Immune checkpoints inhibitors (ICIs) are critical for maintaining autoimmune tolerance and regulating the duration and extent of immune responses in peripheral tissues. Although the patient showed high expression of PD-L1 and TMB status at baseline, he did not benefit from Camrelizumab and Bevacizumab. As previous reported, positive oncogenic mutations have a negative impact on immunotherapy [26-28], and EGFR exon 20ins mutations may be the reason why this patient did not receive benefit from the treatment.

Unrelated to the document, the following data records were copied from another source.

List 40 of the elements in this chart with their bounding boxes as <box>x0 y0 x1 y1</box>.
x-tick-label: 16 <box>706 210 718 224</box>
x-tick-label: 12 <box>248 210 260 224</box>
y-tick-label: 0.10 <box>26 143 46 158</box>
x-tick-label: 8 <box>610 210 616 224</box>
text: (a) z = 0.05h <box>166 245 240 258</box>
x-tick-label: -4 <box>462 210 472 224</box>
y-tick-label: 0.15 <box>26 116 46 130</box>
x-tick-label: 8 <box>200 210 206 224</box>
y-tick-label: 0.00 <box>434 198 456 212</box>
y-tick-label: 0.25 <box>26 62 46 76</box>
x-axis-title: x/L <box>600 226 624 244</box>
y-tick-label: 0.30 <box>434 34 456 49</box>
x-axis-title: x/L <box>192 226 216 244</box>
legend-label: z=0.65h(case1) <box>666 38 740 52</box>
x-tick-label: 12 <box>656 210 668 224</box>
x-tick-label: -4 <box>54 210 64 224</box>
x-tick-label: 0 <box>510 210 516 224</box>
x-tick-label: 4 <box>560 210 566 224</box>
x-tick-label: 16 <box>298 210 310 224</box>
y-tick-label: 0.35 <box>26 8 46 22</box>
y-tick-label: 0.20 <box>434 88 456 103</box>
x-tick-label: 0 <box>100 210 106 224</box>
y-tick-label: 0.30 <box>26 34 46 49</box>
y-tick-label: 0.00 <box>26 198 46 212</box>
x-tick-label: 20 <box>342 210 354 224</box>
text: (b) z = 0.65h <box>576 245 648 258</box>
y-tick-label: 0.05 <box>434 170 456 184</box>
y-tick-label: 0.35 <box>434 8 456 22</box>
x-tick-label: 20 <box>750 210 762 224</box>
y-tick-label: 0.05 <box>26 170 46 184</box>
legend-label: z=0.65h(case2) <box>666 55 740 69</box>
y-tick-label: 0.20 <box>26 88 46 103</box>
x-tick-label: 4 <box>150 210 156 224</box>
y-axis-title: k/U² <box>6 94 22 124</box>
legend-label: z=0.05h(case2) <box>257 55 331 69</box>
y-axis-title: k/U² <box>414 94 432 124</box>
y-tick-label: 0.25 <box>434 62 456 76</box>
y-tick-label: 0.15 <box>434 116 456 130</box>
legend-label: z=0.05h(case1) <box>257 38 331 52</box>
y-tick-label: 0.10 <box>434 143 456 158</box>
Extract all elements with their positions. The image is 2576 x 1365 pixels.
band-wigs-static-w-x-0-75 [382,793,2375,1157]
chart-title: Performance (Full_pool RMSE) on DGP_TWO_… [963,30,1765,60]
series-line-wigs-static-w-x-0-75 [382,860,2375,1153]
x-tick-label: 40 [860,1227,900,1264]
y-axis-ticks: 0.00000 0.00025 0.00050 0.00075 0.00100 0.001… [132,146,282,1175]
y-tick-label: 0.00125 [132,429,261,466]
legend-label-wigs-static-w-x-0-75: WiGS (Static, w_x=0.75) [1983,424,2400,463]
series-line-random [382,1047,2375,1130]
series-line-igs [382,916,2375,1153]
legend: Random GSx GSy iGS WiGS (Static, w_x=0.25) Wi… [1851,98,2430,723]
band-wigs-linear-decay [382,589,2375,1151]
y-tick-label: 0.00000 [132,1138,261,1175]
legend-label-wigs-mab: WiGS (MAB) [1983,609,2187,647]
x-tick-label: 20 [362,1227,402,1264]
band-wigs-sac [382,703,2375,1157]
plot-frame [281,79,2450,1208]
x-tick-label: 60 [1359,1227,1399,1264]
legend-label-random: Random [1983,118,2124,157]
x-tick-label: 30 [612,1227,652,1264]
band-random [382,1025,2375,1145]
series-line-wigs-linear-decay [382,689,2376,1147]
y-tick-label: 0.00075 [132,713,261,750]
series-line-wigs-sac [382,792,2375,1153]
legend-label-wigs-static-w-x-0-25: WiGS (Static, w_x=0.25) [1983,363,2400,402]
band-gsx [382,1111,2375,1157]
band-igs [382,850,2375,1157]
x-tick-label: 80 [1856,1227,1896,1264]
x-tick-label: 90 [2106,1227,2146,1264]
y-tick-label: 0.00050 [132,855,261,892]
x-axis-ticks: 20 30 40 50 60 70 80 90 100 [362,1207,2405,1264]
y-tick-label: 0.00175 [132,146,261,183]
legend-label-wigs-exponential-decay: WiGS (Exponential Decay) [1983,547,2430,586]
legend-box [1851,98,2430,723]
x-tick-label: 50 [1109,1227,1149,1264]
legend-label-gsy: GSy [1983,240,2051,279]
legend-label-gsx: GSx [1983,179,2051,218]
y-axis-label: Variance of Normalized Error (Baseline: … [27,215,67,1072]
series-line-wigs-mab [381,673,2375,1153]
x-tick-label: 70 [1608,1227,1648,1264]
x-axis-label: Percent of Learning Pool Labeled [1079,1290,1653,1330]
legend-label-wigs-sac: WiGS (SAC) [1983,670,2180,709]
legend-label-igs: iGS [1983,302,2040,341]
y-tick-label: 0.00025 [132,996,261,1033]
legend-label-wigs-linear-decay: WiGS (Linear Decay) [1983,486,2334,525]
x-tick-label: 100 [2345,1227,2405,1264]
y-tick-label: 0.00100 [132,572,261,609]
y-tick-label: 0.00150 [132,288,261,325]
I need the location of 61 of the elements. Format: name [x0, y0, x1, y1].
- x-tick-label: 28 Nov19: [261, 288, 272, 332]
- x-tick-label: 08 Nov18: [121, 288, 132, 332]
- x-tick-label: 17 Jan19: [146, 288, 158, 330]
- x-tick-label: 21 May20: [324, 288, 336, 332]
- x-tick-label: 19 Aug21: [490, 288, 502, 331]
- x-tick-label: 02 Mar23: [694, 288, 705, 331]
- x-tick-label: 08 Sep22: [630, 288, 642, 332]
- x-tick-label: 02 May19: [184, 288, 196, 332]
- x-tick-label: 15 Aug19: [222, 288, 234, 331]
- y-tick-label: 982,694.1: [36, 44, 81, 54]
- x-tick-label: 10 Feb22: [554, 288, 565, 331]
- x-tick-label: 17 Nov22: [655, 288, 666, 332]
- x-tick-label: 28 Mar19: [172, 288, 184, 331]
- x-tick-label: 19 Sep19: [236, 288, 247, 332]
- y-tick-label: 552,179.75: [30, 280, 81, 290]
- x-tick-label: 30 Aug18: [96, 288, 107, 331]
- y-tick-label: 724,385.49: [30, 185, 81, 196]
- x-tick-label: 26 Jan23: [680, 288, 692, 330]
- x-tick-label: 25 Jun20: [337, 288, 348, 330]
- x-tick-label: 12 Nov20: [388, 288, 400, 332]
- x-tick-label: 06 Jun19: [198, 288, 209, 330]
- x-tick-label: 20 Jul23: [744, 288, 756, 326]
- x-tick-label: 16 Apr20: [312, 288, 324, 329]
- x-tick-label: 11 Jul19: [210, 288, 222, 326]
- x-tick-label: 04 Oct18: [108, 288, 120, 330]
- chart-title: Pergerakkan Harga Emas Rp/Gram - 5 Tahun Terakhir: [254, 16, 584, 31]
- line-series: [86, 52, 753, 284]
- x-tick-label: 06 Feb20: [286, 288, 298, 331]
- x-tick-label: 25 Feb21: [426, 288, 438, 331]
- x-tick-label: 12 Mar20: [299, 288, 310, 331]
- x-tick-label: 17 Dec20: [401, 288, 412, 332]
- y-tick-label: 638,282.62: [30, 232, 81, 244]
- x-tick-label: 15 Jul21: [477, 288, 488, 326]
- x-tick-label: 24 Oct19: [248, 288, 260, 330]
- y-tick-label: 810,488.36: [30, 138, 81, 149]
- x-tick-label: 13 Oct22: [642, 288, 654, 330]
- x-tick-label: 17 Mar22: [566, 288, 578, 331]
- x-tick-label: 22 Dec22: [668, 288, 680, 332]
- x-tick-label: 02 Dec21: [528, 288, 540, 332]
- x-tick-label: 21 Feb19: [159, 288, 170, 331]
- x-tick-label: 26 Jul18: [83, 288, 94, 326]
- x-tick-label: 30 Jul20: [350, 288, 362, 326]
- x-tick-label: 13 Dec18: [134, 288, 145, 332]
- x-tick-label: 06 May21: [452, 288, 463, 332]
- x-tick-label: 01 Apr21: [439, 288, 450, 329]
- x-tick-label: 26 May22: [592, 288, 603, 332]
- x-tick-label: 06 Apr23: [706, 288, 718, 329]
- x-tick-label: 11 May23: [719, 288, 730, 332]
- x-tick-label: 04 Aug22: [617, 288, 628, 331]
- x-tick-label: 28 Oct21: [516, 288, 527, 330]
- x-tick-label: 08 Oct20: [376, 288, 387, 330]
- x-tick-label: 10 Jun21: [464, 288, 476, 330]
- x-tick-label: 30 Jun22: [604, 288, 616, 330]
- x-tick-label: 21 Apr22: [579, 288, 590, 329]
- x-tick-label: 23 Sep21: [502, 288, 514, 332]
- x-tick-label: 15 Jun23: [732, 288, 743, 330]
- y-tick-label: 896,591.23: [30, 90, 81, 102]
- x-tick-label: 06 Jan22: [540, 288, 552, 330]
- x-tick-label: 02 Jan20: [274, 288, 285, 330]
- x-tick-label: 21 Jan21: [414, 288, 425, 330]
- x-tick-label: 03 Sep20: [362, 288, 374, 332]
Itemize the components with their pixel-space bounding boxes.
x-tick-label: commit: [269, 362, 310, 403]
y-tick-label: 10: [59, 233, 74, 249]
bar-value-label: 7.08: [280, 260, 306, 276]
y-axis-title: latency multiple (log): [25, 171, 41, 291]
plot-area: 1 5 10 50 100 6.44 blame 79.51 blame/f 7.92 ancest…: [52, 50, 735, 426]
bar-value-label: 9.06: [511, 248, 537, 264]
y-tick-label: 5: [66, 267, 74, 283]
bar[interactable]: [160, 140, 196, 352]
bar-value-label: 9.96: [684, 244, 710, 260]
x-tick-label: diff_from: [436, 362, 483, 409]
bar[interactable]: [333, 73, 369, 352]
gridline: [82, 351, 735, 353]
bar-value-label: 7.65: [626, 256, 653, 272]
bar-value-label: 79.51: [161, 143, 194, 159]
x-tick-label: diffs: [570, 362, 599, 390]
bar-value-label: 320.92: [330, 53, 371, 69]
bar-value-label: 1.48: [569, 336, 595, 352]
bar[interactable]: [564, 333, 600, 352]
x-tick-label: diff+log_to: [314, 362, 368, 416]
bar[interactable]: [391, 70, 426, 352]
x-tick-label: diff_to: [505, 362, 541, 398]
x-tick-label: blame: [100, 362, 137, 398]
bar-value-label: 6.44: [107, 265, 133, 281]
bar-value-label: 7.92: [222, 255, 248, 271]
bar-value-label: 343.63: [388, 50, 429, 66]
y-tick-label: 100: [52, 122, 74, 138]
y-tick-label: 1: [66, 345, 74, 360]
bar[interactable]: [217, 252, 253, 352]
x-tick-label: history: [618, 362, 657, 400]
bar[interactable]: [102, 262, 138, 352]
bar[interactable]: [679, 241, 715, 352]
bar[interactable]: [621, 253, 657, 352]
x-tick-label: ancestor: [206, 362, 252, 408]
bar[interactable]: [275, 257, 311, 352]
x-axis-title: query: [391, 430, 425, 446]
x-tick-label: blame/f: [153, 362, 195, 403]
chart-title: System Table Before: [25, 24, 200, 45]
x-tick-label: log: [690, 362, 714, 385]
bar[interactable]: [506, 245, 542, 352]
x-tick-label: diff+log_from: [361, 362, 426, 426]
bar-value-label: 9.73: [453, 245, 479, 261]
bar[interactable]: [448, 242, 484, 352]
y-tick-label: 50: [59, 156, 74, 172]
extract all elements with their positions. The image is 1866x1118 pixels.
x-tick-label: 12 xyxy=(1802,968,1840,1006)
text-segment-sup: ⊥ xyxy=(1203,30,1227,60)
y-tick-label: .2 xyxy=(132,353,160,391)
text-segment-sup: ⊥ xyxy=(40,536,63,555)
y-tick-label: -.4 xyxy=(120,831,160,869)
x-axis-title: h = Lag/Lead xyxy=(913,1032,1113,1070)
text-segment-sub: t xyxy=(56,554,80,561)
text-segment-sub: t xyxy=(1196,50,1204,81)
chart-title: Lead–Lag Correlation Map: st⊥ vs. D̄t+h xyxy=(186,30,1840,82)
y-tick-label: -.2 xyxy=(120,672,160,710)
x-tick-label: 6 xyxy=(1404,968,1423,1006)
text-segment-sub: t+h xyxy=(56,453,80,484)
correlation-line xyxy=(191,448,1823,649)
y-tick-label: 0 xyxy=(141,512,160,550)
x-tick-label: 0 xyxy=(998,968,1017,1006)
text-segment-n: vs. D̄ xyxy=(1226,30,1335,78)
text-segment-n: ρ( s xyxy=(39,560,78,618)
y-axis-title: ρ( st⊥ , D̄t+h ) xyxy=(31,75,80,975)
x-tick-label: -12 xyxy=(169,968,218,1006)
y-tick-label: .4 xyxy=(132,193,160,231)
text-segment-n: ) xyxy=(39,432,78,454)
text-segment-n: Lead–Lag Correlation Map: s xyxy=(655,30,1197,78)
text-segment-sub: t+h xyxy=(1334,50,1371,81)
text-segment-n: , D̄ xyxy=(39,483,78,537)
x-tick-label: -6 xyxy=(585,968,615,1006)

This case report also has some limitations. First of all, the rarity of the case with a rare co-mutation that has never been reported, making it less persuasive. In addition, the patient with low compliance during the treatment course greatly discounted the treatment effect. In recent years, immunotherapy options have been employed for MET exon 14 skipping with highly variable results. Although the extent of benefit from immunotherapy is generally not promising for MET exon 14 skipping with a shorter survival benefit compared with MET-TKIs. A retrospective analysis from Wong et al. showed moderate efficacy offered by immunotherapy in subsets of patients with MET exon 14 skipping, with a disease control rate (DCR) of 70% [29]. However, the patient in our case progressed too fast after immunotherapy, leading the limited duration of immunotherapy effect to be further observed. In a word, the coexistence of MET alterations and EGFR exon20ins mutation is a very rare event with no standard therapy, and further in-depth research is needed to identify the appropriate treatment for these patients with coexisting driver gene mutations.